The state has been a leader in curbing domestic violence. The late Sen. Paul Wellstone and his wife, Sheila, made it one of their legislative missions.

In tough financial times, however, every program is under scrutiny. So Klobuchar, a co-author of the reauthorization of the bill, was in town to tout what Minneapolis has been able to accomplish with that money. Most important, the city has seen a 50 percent rise in conviction rates, which are now at 72 percent. Calls related to domestic assault have fallen 13 percent.

Police Chief Tim Dolan and City Attorney Susan Segal credit several measures taken with the help of the federal money. Those include a dedicated domestic violence team in the city attorney's office, a city prosecutor and advocate actually located in the police Family Violence Unit and a specialty court for misdemeanor domestic cases.

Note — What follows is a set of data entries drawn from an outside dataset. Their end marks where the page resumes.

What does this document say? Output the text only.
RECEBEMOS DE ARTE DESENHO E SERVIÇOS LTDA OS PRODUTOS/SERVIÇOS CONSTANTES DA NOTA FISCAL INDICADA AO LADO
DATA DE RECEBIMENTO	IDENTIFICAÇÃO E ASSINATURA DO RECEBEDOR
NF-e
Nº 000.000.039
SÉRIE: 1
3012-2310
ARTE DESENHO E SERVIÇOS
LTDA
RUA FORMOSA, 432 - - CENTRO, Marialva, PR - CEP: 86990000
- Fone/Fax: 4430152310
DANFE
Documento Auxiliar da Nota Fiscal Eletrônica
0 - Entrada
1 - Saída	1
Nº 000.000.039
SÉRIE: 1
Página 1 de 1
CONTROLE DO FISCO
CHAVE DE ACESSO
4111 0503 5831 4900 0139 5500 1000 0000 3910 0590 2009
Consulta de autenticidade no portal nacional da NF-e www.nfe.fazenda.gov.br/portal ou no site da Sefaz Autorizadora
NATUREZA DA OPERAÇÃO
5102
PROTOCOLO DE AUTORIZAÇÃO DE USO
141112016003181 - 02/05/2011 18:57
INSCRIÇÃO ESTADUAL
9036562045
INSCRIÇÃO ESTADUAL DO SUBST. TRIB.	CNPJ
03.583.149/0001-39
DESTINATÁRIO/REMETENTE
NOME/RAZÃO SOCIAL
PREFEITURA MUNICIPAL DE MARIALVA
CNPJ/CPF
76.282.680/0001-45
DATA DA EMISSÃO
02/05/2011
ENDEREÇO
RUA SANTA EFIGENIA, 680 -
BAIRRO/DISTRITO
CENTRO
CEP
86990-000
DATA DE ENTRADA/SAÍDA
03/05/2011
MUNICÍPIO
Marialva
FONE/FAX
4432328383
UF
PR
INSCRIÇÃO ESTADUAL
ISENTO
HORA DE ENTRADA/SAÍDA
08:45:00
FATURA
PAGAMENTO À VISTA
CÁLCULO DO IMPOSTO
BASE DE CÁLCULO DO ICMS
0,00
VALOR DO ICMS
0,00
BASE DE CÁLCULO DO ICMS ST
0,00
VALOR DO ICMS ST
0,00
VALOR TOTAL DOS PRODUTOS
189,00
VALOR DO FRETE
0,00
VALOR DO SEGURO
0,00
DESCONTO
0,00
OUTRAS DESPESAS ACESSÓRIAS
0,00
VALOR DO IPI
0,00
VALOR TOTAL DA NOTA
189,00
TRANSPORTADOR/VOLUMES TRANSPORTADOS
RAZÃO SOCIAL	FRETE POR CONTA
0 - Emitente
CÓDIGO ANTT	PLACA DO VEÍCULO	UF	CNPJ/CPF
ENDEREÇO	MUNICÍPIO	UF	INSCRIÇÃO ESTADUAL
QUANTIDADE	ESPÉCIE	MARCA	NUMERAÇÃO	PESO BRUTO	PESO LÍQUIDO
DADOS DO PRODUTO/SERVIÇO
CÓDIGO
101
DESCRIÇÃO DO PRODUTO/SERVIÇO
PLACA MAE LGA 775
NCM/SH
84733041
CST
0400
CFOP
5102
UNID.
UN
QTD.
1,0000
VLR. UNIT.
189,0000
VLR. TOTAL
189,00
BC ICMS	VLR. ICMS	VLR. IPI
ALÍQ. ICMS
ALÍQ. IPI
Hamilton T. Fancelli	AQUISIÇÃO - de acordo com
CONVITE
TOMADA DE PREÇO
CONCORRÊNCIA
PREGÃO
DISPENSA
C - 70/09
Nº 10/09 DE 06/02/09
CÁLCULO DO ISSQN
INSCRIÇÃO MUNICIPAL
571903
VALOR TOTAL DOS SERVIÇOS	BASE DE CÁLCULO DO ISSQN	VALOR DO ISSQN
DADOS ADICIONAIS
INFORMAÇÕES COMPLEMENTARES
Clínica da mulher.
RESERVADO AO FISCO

Dolan said the protocol for responding to domestic incidents has changed dramatically. Years ago, officers generally tried to separate the couple and move on. If it was more serious, they'd write a sketchy report that would "end up in a basket" and never get prosecuted.

Through training grants, police have been taught to record thorough documentation at the scene, including taking photos and talking to kids, even on misdemeanor cases. Getting to the offender early helps stop the escalation of violence, Dolan said.

That progress has been accomplished despite cuts at the local level to police, the city attorney's office and the DAP, Dolan said. In fact, he re-allocated some surplus police money from 2011 to save the DAP program for another year and make up for some of the cuts to the city attorney's office.

"Even in this economy, we're not seeing an increase in felony assaults" as many other cities are, said Dolan. "The challenge is to just keep it going."

Cuts to the state's Bureau of Criminal Apprehension has caused a large backup of DNA samples, stalling some cases because victims or witnesses give up, said Hennepin County District Judge Toddrick Barnett.

Klobuchar's re-authorization bill hopes to strengthen the original by consolidating duplicative services, putting more flexibility into grants, allowing orders for protection against nonresidents on Indian reservations and providing money to help with the DNA backlog.

You wouldn't think an issue as important as protecting women and children would require the hard sell, but that's what advocates had to do Tuesday at City Hall.

And that made Koepplinger wonder when a presidential candidate would make the issue a platform on the campaign trail, considering that estimates of the number of women who have been abused run as high as one-third.

"If one of three people was unemployed, can you imagine the outcry?" Koepplinger asked.

Sharon Brice, the DAP's advocacy director, has worked on the issue for 37 years. When someone recently asked her what kept her at it, she responded: "The next woman."